The National Football League draft was due to be the anchor of Vegas' spring tourism. It was scheduled for April 23-25 on the Strip. "Only" 600,000 people were due in town for that weekend. But now the draft will be held in a conference room in New York with no guests and no audience.

All Las Vegas entertainment is gone for the foreseeable future, too. The two shows in May for which I have tickets--Lady Gaga, as a Mother's Day surprise for my wife, and The Who, four days later--have been scrapped. There is strong rumor that the Cirque du Soleil shows, playing multiple Strip properties, may never return, with the company in the throes of bankruptcy.

Air travel is nearly gone, of course. Las Vegas Airport has closed some terminals since there are so few flights to service. Most of the airport's facilities are marked in red with the words "temporarily closed."

Like virtually all other state leaders, Nevada Governor Steve Sisolak shut down all non-essential businesses. That means the cannabis industry, regulated and very popular, had to get innovative. How about home delivery? If you can order take-out food why can't you have your pot delivered? There's a 36-hour wait for that knock on the front door. And there's a $75 minimum purchase required. Business is riding high.

Fortunately, for area football fans and the tourism industry, construction has been labeled "essential." That means work on Allegiant Stadium, the home this fall to the Las Vegas Raiders, continues. The Raiders, after decades bouncing around Oakland and Los Angeles, are due to play their first season in Vegas this fall. Assuming, of course, there is a 2020 football season. On March 17, Governor Sisolak ordered a statewide shutdown of all casinos for 30 days. He has extended the closure until May 1. That also includes slot machines in convenience stores, grocery stores and at the airport. Hotel booking engines that were accepting reservations as of April 16 have now moved their calendars back to May 1. It may be optimistic, and in fact probably is, but thousands of furloughed hospitality industry workers hope the optimism has merit.

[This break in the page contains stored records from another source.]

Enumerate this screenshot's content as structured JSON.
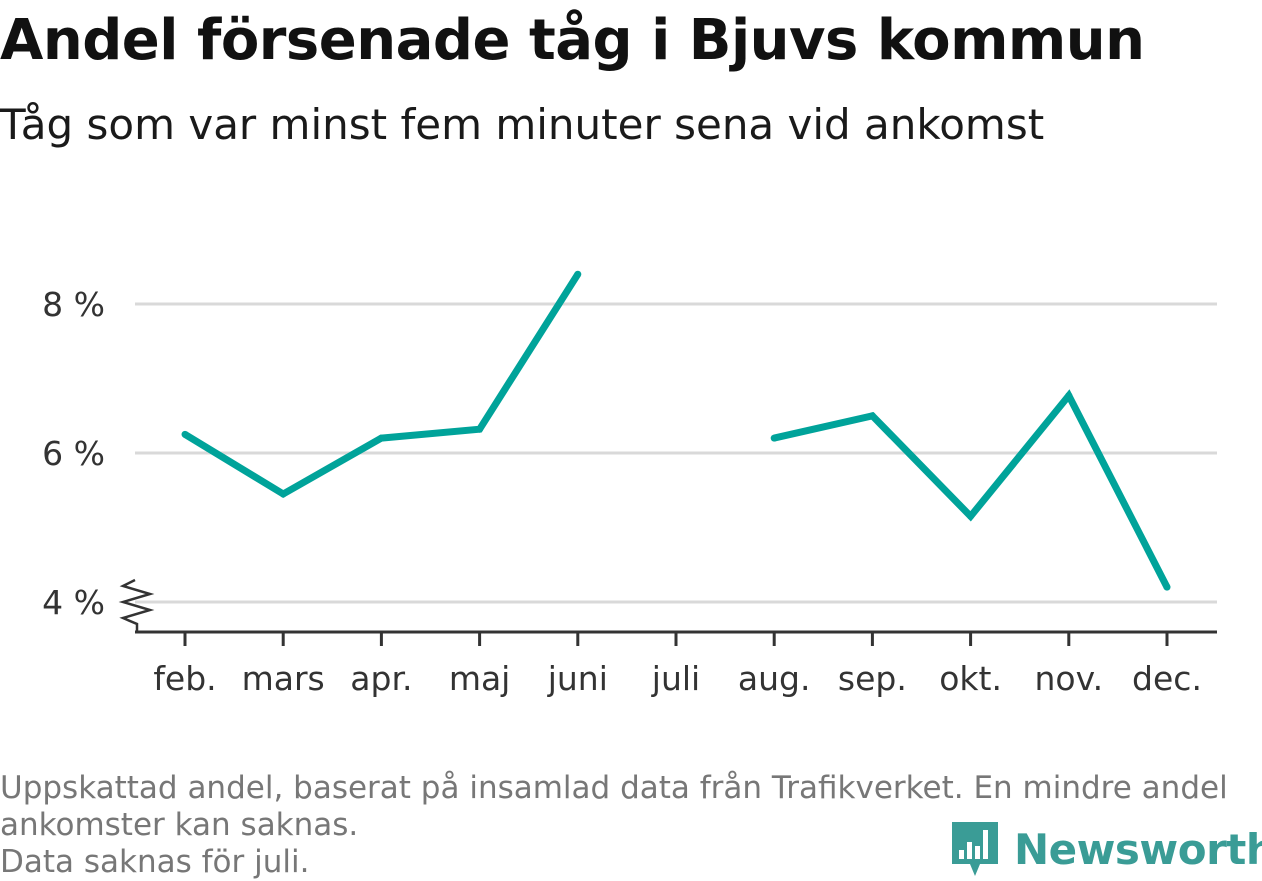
{
  "chart_data": {
    "type": "line",
    "title": "Andel försenade tåg i Bjuvs kommun",
    "subtitle": "Tåg som var minst fem minuter sena vid ankomst",
    "categories": [
      "feb.",
      "mars",
      "apr.",
      "maj",
      "juni",
      "juli",
      "aug.",
      "sep.",
      "okt.",
      "nov.",
      "dec."
    ],
    "values": [
      6.25,
      5.45,
      6.2,
      6.32,
      8.4,
      null,
      6.2,
      6.5,
      5.15,
      6.77,
      4.2
    ],
    "yticks": [
      4,
      6,
      8
    ],
    "ytick_labels": [
      "4 %",
      "6 %",
      "8 %"
    ],
    "ylim": [
      3.6,
      9.1
    ],
    "grid": true,
    "axis_break": true,
    "line_color": "#00a39a"
  },
  "footnote": {
    "line1": "Uppskattad andel, baserat på insamlad data från Trafikverket. En mindre andel",
    "line2": "ankomster kan saknas.",
    "line3": "Data saknas för juli."
  },
  "brand": {
    "name": "Newsworthy",
    "icon": "newsworthy-logo-icon",
    "color": "#3a9c96"
  }
}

When the country is ready to go again, Vegas will be humming. It's the perfect venue for release of the nation's pent-up boredom and frustration. Hotels will start to gouge the public right from the get-go once again. The self-serving daily resort fees, $35-$50 per night, will return. Paid parking, contentious among locals and hotel guests, will no doubt return. Exorbitantly priced drinks, food and entertainment costs will all be back.

And you know what? Why not? It will be nice to be out of the house and have something to complain about again.

Viva Las Vegas. The sooner the better! -- Roy Berger

Roy Berger writes the twice-monthly Sunday Morning Coffee blog, which covers life, love, politics and sports. He has written for JoeSentMe about travel insurance, baseball fantasy camps and his decision to live in Las Vegas.